E foram esses ritmos, essas palavras de misterioso significado que me cativaram e passaram aos meus versos, mas isso só o soube mais tarde, depois de percorrer em livros outros caminhos. Porque esta é a poesia que sempre foi a minha: uma voz que no corpo se faz alma para que noutras almas regresse ao corpo. Essa poesia teve origem nestas terras, entre a luz esfarelada e a poeira levantada por cabras e ovelhas, rompeu na boca e no olhar daquela gente, despertou com o calor de outros corpos em enxergas de folhelho ou sobre a palha rala de alguma choça de pastor, quando eu anos mais tarde ali vinha ritualmente passar as férias grandes – grandes, grandes, grandes, porque então nem os dias nem as noites tinham fim. Será preciso dizer que foi também nestas terras que os sentidos despertaram e se abandonaram ao desejo de outro corpo?

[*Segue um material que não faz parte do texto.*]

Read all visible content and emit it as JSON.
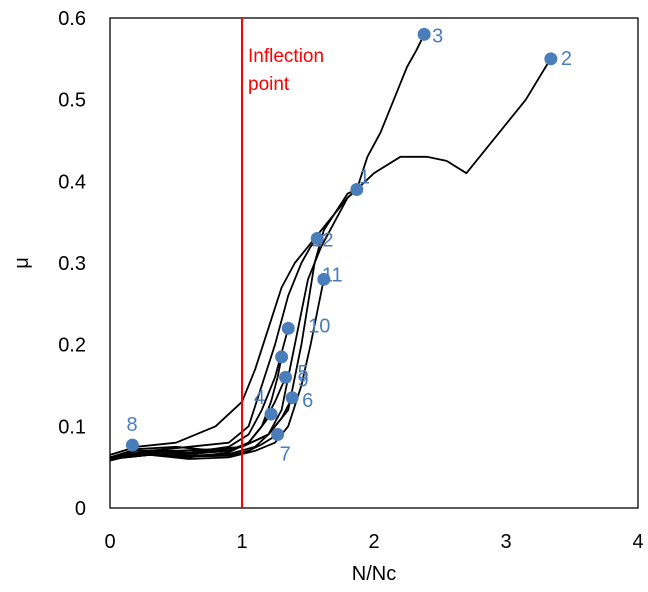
{
  "chart_data": {
    "type": "line",
    "xlabel": "N/Nc",
    "ylabel": "μ",
    "xlim": [
      0,
      4
    ],
    "ylim": [
      0,
      0.6
    ],
    "xticks": [
      "0",
      "1",
      "2",
      "3",
      "4"
    ],
    "yticks": [
      "0",
      "0.1",
      "0.2",
      "0.3",
      "0.4",
      "0.5",
      "0.6"
    ],
    "grid": false,
    "inflection": {
      "x": 1,
      "label": [
        "Inflection",
        "point"
      ],
      "color": "#ff0000"
    },
    "line_color": "#000000",
    "marker_color": "#4a7ebb",
    "series": [
      {
        "points": [
          [
            0,
            0.062
          ],
          [
            0.2,
            0.072
          ],
          [
            0.5,
            0.075
          ],
          [
            0.8,
            0.07
          ],
          [
            1.0,
            0.075
          ],
          [
            1.2,
            0.09
          ],
          [
            1.35,
            0.12
          ],
          [
            1.45,
            0.2
          ],
          [
            1.55,
            0.3
          ],
          [
            1.62,
            0.34
          ],
          [
            1.7,
            0.36
          ],
          [
            1.8,
            0.385
          ],
          [
            1.87,
            0.39
          ],
          [
            2.0,
            0.41
          ],
          [
            2.2,
            0.43
          ],
          [
            2.4,
            0.43
          ],
          [
            2.55,
            0.425
          ],
          [
            2.7,
            0.41
          ],
          [
            2.85,
            0.44
          ],
          [
            3.0,
            0.47
          ],
          [
            3.15,
            0.5
          ],
          [
            3.3,
            0.54
          ],
          [
            3.34,
            0.55
          ]
        ],
        "end": {
          "label": "2",
          "x": 3.34,
          "y": 0.55
        }
      },
      {
        "points": [
          [
            0,
            0.06
          ],
          [
            0.2,
            0.07
          ],
          [
            0.5,
            0.07
          ],
          [
            0.8,
            0.072
          ],
          [
            1.0,
            0.075
          ],
          [
            1.2,
            0.09
          ],
          [
            1.3,
            0.12
          ],
          [
            1.4,
            0.2
          ],
          [
            1.5,
            0.28
          ],
          [
            1.6,
            0.32
          ],
          [
            1.7,
            0.35
          ],
          [
            1.8,
            0.38
          ],
          [
            1.87,
            0.39
          ],
          [
            1.95,
            0.43
          ],
          [
            2.05,
            0.46
          ],
          [
            2.15,
            0.5
          ],
          [
            2.25,
            0.54
          ],
          [
            2.32,
            0.56
          ],
          [
            2.38,
            0.58
          ]
        ],
        "end": {
          "label": "3",
          "x": 2.38,
          "y": 0.58
        }
      },
      {
        "points": [
          [
            0,
            0.065
          ],
          [
            0.2,
            0.075
          ],
          [
            0.5,
            0.08
          ],
          [
            0.8,
            0.1
          ],
          [
            1.0,
            0.13
          ],
          [
            1.1,
            0.17
          ],
          [
            1.2,
            0.22
          ],
          [
            1.3,
            0.27
          ],
          [
            1.4,
            0.3
          ],
          [
            1.5,
            0.32
          ],
          [
            1.6,
            0.34
          ],
          [
            1.7,
            0.36
          ],
          [
            1.8,
            0.38
          ],
          [
            1.87,
            0.39
          ]
        ],
        "end": {
          "label": "1",
          "x": 1.87,
          "y": 0.39
        }
      },
      {
        "points": [
          [
            0,
            0.058
          ],
          [
            0.3,
            0.07
          ],
          [
            0.6,
            0.075
          ],
          [
            0.9,
            0.08
          ],
          [
            1.05,
            0.1
          ],
          [
            1.15,
            0.15
          ],
          [
            1.25,
            0.2
          ],
          [
            1.35,
            0.26
          ],
          [
            1.45,
            0.3
          ],
          [
            1.52,
            0.32
          ],
          [
            1.57,
            0.33
          ]
        ],
        "end": {
          "label": "12",
          "x": 1.57,
          "y": 0.33
        }
      },
      {
        "points": [
          [
            0,
            0.06
          ],
          [
            0.3,
            0.065
          ],
          [
            0.6,
            0.06
          ],
          [
            0.9,
            0.062
          ],
          [
            1.1,
            0.07
          ],
          [
            1.25,
            0.08
          ],
          [
            1.35,
            0.1
          ],
          [
            1.45,
            0.15
          ],
          [
            1.52,
            0.2
          ],
          [
            1.57,
            0.24
          ],
          [
            1.62,
            0.28
          ]
        ],
        "end": {
          "label": "11",
          "x": 1.62,
          "y": 0.28
        }
      },
      {
        "points": [
          [
            0,
            0.06
          ],
          [
            0.3,
            0.07
          ],
          [
            0.6,
            0.068
          ],
          [
            0.9,
            0.075
          ],
          [
            1.05,
            0.09
          ],
          [
            1.15,
            0.12
          ],
          [
            1.25,
            0.16
          ],
          [
            1.3,
            0.19
          ],
          [
            1.35,
            0.22
          ]
        ],
        "end": {
          "label": "10",
          "x": 1.35,
          "y": 0.22
        }
      },
      {
        "points": [
          [
            0,
            0.06
          ],
          [
            0.3,
            0.065
          ],
          [
            0.6,
            0.062
          ],
          [
            0.9,
            0.068
          ],
          [
            1.05,
            0.08
          ],
          [
            1.15,
            0.1
          ],
          [
            1.22,
            0.13
          ],
          [
            1.27,
            0.16
          ],
          [
            1.3,
            0.185
          ]
        ],
        "end": {
          "label": "5",
          "x": 1.3,
          "y": 0.185
        }
      },
      {
        "points": [
          [
            0,
            0.062
          ],
          [
            0.3,
            0.068
          ],
          [
            0.6,
            0.066
          ],
          [
            0.9,
            0.07
          ],
          [
            1.05,
            0.08
          ],
          [
            1.15,
            0.1
          ],
          [
            1.25,
            0.13
          ],
          [
            1.33,
            0.16
          ]
        ],
        "end": {
          "label": "9",
          "x": 1.33,
          "y": 0.16
        }
      },
      {
        "points": [
          [
            0,
            0.06
          ],
          [
            0.3,
            0.066
          ],
          [
            0.6,
            0.064
          ],
          [
            0.9,
            0.066
          ],
          [
            1.1,
            0.075
          ],
          [
            1.2,
            0.09
          ],
          [
            1.3,
            0.11
          ],
          [
            1.38,
            0.135
          ]
        ],
        "end": {
          "label": "6",
          "x": 1.38,
          "y": 0.135
        }
      },
      {
        "points": [
          [
            0,
            0.062
          ],
          [
            0.3,
            0.07
          ],
          [
            0.6,
            0.068
          ],
          [
            0.9,
            0.07
          ],
          [
            1.05,
            0.08
          ],
          [
            1.15,
            0.1
          ],
          [
            1.22,
            0.115
          ]
        ],
        "end": {
          "label": "4",
          "x": 1.22,
          "y": 0.115
        }
      },
      {
        "points": [
          [
            0,
            0.06
          ],
          [
            0.3,
            0.065
          ],
          [
            0.6,
            0.063
          ],
          [
            0.9,
            0.064
          ],
          [
            1.05,
            0.07
          ],
          [
            1.15,
            0.078
          ],
          [
            1.22,
            0.085
          ],
          [
            1.27,
            0.09
          ]
        ],
        "end": {
          "label": "7",
          "x": 1.27,
          "y": 0.09
        }
      }
    ],
    "markers": [
      {
        "label": "8",
        "x": 0.17,
        "y": 0.077
      }
    ]
  }
}
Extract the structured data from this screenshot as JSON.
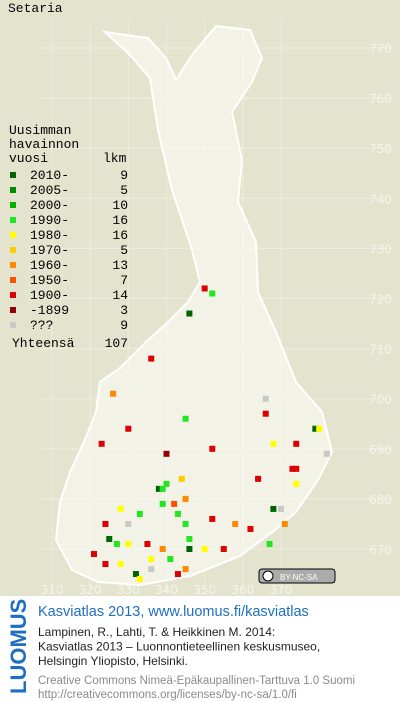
{
  "title": "Setaria",
  "legend": {
    "header": [
      "Uusimman",
      "havainnon",
      "vuosi"
    ],
    "count_header": "lkm",
    "rows": [
      {
        "label": "2010-",
        "count": 9,
        "color": "#006400"
      },
      {
        "label": "2005-",
        "count": 5,
        "color": "#008c00"
      },
      {
        "label": "2000-",
        "count": 10,
        "color": "#00b400"
      },
      {
        "label": "1990-",
        "count": 16,
        "color": "#22e622"
      },
      {
        "label": "1980-",
        "count": 16,
        "color": "#ffff00"
      },
      {
        "label": "1970-",
        "count": 5,
        "color": "#ffcc00"
      },
      {
        "label": "1960-",
        "count": 13,
        "color": "#ff8800"
      },
      {
        "label": "1950-",
        "count": 7,
        "color": "#ff5000"
      },
      {
        "label": "1900-",
        "count": 14,
        "color": "#dd0000"
      },
      {
        "label": "-1899",
        "count": 3,
        "color": "#960000"
      },
      {
        "label": "???",
        "count": 9,
        "color": "#c8c8c8"
      }
    ],
    "total_label": "Yhteensä",
    "total": 107
  },
  "map": {
    "xlim": [
      310,
      370
    ],
    "ylim": [
      670,
      770
    ],
    "xticks": [
      310,
      320,
      330,
      340,
      350,
      360,
      370
    ],
    "yticks": [
      670,
      680,
      690,
      700,
      710,
      720,
      730,
      740,
      750,
      760,
      770
    ],
    "points": [
      [
        350,
        722,
        8
      ],
      [
        352,
        721,
        3
      ],
      [
        346,
        717,
        0
      ],
      [
        336,
        708,
        8
      ],
      [
        326,
        701,
        6
      ],
      [
        366,
        700,
        10
      ],
      [
        366,
        697,
        8
      ],
      [
        379,
        694,
        0
      ],
      [
        380,
        694,
        4
      ],
      [
        330,
        694,
        8
      ],
      [
        345,
        696,
        3
      ],
      [
        323,
        691,
        8
      ],
      [
        352,
        690,
        8
      ],
      [
        368,
        691,
        4
      ],
      [
        374,
        691,
        8
      ],
      [
        382,
        689,
        10
      ],
      [
        373,
        686,
        8
      ],
      [
        374,
        686,
        8
      ],
      [
        340,
        689,
        9
      ],
      [
        344,
        684,
        5
      ],
      [
        364,
        684,
        8
      ],
      [
        340,
        683,
        3
      ],
      [
        338,
        682,
        0
      ],
      [
        339,
        682,
        3
      ],
      [
        345,
        680,
        6
      ],
      [
        339,
        679,
        3
      ],
      [
        342,
        679,
        7
      ],
      [
        374,
        683,
        4
      ],
      [
        370,
        678,
        10
      ],
      [
        368,
        678,
        0
      ],
      [
        371,
        675,
        6
      ],
      [
        328,
        678,
        4
      ],
      [
        343,
        677,
        3
      ],
      [
        345,
        675,
        3
      ],
      [
        333,
        677,
        3
      ],
      [
        324,
        675,
        8
      ],
      [
        330,
        675,
        10
      ],
      [
        352,
        676,
        8
      ],
      [
        358,
        675,
        6
      ],
      [
        362,
        674,
        8
      ],
      [
        346,
        672,
        3
      ],
      [
        325,
        672,
        0
      ],
      [
        327,
        671,
        3
      ],
      [
        330,
        671,
        4
      ],
      [
        335,
        671,
        8
      ],
      [
        339,
        670,
        6
      ],
      [
        346,
        670,
        0
      ],
      [
        350,
        670,
        4
      ],
      [
        355,
        670,
        8
      ],
      [
        367,
        671,
        3
      ],
      [
        321,
        669,
        8
      ],
      [
        324,
        667,
        8
      ],
      [
        336,
        668,
        4
      ],
      [
        341,
        668,
        3
      ],
      [
        345,
        666,
        6
      ],
      [
        328,
        667,
        4
      ],
      [
        332,
        665,
        0
      ],
      [
        333,
        664,
        4
      ],
      [
        343,
        665,
        8
      ],
      [
        336,
        666,
        10
      ]
    ]
  },
  "badge": "BY-NC-SA",
  "footer": {
    "brand": "LUOMUS",
    "link": "Kasviatlas 2013, www.luomus.fi/kasviatlas",
    "citation": [
      "Lampinen, R., Lahti, T. & Heikkinen M. 2014:",
      "Kasviatlas 2013 – Luonnontieteellinen keskusmuseo,",
      "Helsingin Yliopisto, Helsinki."
    ],
    "license": [
      "Creative Commons Nimeä-Epäkaupallinen-Tarttuva 1.0 Suomi",
      "http://creativecommons.org/licenses/by-nc-sa/1.0/fi"
    ]
  }
}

Mas não foi só o amor, também a desordem e a morte foi aqui que primeiramente as toquei ou pressenti: às vertentes da poesia e da morte chega-se da mesma maneira. Lembro-me com rigor do nosso primeiro encontro, da primeira vez que nos fitámos nos olhos. Eu devia ter uns cinco anos e andava com a mãe e as tias no lameiro: elas regavam e eu chafurdava nos regos de água entre o milho alto e os feijoeiros pesados. De repente, minha mãe disse-me vem aí o teu pai.
Era impossível que não tivesse já ouvido aquela palavra, mas a mim sempre me pareceu que a escutara então pela primeira vez. Olhei: no caminho que passava rente às nossas terras, ele ia-se aproximando a cavalo, a mãe dele ao lado, na égua; certamente fora esperá-lo à estação, haviam atravessado a Póvoa, e agora ali estavam, cada vez mais próximos, a caminho do «monte do Ribeiro», de que ela era soberana e ele vassalo obediente. Eu estava em cima de um cômoro, na minha frente o senhorito parava o cavalo. Olhava-me sem se apear para um beijo ou uma festa. Também não me mexi, nem disse uma palavra. Por fim ouvi-lhe a voz: – Andas descalço? Foi minha mãe, que não estava longe, sem contudo ter interrompido o trabalho, quem lhe respondeu. – Diz-lhe que te compre umas botas, que tem obrigação disso. – Então, ele meteu a mão no bolso do colete, tirou umas moedas, talvez fossem escassas, pediu ajuda à mulher do lado, que se desculpou de não ter dinheiro consigo, aproximou-se mais, a mão estendida. Recusei virando-lhe as costas. Sem uma palavra, corri para a minha mãe: só ela era meu pai, o homem que vinha de ver pela primeira vez ia recusá-lo a vida inteira. Inteiramente.